Here are the parallel sessions:
http://www.icra.it/mg/mg13/parallel_sessions.htm
You will see a bunch of "CM" sessions. CM3 is especially about Nonsingular Cosmic Models.
You will see a bunch of "QG" sessions. Some of them are about cosmology with a quantum bounce. These models are also Nonsingular.

Among those people at those sessions concerned with the start of the expansion process I think the majority would not suppose it began from a "quantum fluctuation" but they would be working on models of what conditions led up to it. What kind of time evolution. The "singularity" is widely considered to be unphysical---a failure of the theoretical model. So they work on fixing that---improving the model so that it does not suffer a breakdown.
It is classical (pre-quantum) GR which develops the singularity and it is expected by many researchers that a quantum version of GR will cure the trouble and lead to a NONSINGULAR cosmology.
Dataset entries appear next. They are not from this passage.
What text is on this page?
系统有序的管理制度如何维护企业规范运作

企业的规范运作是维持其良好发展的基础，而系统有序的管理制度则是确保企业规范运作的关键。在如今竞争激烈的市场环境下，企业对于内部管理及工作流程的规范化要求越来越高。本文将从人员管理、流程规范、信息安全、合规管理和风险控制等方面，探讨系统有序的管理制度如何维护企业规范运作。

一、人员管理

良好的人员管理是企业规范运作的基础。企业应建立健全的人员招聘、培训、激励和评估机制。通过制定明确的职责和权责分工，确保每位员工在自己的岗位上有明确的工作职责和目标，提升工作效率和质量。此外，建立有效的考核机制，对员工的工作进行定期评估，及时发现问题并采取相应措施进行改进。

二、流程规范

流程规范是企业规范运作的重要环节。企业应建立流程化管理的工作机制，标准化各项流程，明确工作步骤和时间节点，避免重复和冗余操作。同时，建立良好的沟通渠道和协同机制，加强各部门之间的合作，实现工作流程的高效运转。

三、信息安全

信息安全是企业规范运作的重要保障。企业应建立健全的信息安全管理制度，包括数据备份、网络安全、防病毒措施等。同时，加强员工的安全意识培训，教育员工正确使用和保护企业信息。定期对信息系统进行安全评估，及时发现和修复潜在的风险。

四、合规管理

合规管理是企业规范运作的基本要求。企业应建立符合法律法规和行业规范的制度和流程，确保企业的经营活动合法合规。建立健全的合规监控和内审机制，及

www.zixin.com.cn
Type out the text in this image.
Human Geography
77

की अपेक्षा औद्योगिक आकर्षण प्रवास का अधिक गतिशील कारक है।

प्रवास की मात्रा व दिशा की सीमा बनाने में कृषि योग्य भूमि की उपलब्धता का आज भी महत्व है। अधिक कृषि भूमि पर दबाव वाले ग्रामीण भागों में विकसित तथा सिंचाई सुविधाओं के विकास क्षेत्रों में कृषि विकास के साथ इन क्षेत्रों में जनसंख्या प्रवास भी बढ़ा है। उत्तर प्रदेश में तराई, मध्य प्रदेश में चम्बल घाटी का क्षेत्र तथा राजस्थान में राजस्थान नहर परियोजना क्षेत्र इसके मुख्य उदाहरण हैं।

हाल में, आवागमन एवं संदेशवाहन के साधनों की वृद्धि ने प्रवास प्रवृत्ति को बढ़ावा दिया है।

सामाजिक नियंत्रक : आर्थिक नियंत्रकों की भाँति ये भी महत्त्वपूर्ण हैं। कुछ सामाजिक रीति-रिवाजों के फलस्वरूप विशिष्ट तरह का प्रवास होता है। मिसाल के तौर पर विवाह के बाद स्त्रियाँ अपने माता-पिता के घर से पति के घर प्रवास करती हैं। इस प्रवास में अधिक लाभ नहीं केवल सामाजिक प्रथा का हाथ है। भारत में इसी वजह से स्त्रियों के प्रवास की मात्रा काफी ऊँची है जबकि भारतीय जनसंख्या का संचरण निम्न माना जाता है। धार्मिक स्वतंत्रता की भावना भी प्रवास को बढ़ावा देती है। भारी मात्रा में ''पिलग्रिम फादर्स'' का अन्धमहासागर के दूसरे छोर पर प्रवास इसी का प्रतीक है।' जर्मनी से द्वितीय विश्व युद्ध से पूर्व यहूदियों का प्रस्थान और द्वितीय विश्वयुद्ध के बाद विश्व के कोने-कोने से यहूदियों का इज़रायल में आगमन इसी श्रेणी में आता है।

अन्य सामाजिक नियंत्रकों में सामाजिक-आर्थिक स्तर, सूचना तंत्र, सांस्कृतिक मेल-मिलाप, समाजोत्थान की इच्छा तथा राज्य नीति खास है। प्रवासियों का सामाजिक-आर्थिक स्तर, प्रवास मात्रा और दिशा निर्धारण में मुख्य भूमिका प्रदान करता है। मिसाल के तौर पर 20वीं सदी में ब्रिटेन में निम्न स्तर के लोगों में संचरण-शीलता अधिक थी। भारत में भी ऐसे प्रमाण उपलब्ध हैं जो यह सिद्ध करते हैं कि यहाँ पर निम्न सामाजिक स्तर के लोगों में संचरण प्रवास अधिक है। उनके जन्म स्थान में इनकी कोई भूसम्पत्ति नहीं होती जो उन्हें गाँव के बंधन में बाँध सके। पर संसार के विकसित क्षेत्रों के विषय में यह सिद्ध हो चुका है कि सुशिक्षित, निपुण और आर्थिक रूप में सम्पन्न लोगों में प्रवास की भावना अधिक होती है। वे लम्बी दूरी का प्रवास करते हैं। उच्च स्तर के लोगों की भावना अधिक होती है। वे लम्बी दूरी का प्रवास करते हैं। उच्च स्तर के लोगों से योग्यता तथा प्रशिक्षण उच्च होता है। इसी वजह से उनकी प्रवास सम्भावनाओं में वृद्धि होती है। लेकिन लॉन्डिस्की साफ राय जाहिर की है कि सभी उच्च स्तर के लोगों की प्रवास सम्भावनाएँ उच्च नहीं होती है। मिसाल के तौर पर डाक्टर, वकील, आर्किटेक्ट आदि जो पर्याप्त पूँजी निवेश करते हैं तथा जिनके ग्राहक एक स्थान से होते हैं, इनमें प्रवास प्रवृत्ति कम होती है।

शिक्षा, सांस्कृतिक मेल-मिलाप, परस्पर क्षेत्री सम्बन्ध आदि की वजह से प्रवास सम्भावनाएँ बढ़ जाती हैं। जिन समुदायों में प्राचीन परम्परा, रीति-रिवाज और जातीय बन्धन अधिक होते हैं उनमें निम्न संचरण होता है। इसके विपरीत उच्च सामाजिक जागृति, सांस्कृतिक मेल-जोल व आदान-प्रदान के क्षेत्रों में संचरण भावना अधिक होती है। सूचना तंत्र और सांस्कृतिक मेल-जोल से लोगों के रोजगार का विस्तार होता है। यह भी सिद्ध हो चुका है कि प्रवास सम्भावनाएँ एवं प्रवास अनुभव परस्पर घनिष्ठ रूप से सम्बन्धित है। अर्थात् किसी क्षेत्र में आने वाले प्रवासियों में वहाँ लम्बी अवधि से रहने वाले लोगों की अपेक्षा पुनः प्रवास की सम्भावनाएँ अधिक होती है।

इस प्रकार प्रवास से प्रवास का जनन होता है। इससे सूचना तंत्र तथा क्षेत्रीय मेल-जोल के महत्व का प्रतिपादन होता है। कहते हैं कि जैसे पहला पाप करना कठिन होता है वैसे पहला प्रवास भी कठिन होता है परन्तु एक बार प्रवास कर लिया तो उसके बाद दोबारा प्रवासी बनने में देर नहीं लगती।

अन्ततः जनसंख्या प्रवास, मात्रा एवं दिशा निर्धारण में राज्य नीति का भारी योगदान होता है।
Maybe some other paths will lead to a nonsingular cosmology, not requiring a quantization of geometry. It is work in progress.

Many of the models being studied have time-evolution extending back before the start of expansion---often with a contraction (which may for example rebound at some extremely high critical density). Quantum effects cause a bounce.

You don't see much about this in popular media but the actual research that is going on, being published and presented at the major conferences tends to involve ways to resolve the classical singularity and extend time-evolution back further. And to search for ways to TEST the predictions of the various nonsingular models.